Julian's Cell is a unique work of historical fiction, an attempt to imagine Julian of Norwich's life as it could have been. This is the earthy story of "Katherine" – daughter of a stern and bitter mother. Married at age 16 to Walter, she loses both her children and her husband during the great plagues. She has visions of the passion of Christ and becomes an anchorite – she is "buried alive" in a cell attached to St. Julian's church to lead a life devoted to prayer and spiritual counsel. Today she is known as Mother Julian, or Julian of Norwich, the first woman to write in the English language, and one of the greatest Christian theologians and mystics of all time.

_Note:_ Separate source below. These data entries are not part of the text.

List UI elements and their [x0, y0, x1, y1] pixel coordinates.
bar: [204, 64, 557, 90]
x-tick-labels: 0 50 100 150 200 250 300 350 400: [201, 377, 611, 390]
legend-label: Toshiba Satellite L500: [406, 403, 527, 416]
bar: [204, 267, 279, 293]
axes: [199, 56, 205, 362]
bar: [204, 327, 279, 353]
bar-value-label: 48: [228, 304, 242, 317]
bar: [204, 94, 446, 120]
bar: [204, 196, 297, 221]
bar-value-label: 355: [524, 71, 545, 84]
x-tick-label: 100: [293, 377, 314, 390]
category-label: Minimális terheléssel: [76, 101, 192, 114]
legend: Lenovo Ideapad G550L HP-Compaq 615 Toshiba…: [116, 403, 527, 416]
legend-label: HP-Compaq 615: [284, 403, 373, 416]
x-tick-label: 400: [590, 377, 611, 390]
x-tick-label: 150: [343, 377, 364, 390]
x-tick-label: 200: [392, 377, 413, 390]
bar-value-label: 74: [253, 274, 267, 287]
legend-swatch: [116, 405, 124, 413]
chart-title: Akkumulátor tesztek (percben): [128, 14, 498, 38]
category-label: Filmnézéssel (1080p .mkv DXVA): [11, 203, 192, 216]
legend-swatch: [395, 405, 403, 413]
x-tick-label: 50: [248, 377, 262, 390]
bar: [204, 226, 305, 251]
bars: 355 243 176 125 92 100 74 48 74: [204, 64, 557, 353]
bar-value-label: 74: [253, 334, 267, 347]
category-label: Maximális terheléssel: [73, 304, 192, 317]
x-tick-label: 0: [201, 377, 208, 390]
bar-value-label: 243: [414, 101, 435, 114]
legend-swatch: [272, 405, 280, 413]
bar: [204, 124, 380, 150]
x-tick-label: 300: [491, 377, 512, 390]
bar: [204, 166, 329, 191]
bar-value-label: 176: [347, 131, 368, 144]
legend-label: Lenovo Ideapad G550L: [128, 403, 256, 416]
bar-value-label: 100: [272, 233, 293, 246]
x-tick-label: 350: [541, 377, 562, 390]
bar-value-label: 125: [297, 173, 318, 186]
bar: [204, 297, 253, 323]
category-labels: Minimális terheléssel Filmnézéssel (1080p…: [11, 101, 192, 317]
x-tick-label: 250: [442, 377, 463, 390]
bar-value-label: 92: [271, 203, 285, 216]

Dr. Ralph Milton is one of Canada's best-known religious communicators, and a recipient of an Honorary Doctorate of Sacred Letters from St. Stephen's College, Edmonton. He also has an Honorary Doctorate of Divinity from the Vancouver School of Theology. A former news broadcaster, open line host and church administrator, Milton is the author of 17 books including the bestselling Family Story Bible; Angels in Red Suspenders; and Julian's Cell, a novel based on the life of Julian of Norwich. On the Internet, Ralph Milton publishes the popular e-zine Rumors, which uses liberal doses of humour and story to communicate a lively faith. Co-founder of Wood Lake Publishing, Ralph Milton lives in Kelowna, British Columbia, with his wife and friend of 50 years, Beverley, a retired church minister. Together, they remain the ever-proud grandparents of Zoe and Jake.
Milton’s story presents us with wonderfully imperfect three-dimensional characters. They struggle with God. The author also evokes, with pungent clarity, the tastes and smells of 14th century England.
There is an easy earthiness about the book (as the subtitle suggests) that lends a further element of realism and truth to the story. It is refreshing that Milton shows his characters as they came to him.
Julian’s Cell is a satisfying account, as profound as it is simple.
Milton presents an imaginative portrait of an anonymous woman whose visions are as relevant today as they were to the people of 14th century Norwich.
Julian’s Cell, is a lovely piece of storytelling. The author firmly grounds the mystic he has grown to love in a chaotic world of enormous class difference, fruitless, bloody conflict, disease, and revolution. At the same time, Julian’s Cell conveys the richness of her solitude.
All this in a storyteller’s language, direct, clear and – in the spirit of Julian’s contemporary, Geoffrey Chaucer – sometimes bawdy. But it is always tender and compassionate. It is a generous language, entirely effective for Milton’s purpose: to help us, too, fall in love with a woman who brings the God we need to a century as troubled as her own.
The story is simply told.
In many places, the narrative is both very beautiful and also quite deep – deep not in the sense of difficult, but deep like a clear pool in which you can see stones on the bottom twenty feet below.
The book in places is quite vulgar, notably in the person of Alice, Julian’s maid. But it is never blasphemous, and I must admit that I found the vulgarity added a bit of spice to the story.
Books are expensive these days, but I consider the book worth the price. It’s a good Sunday read, good for the soul.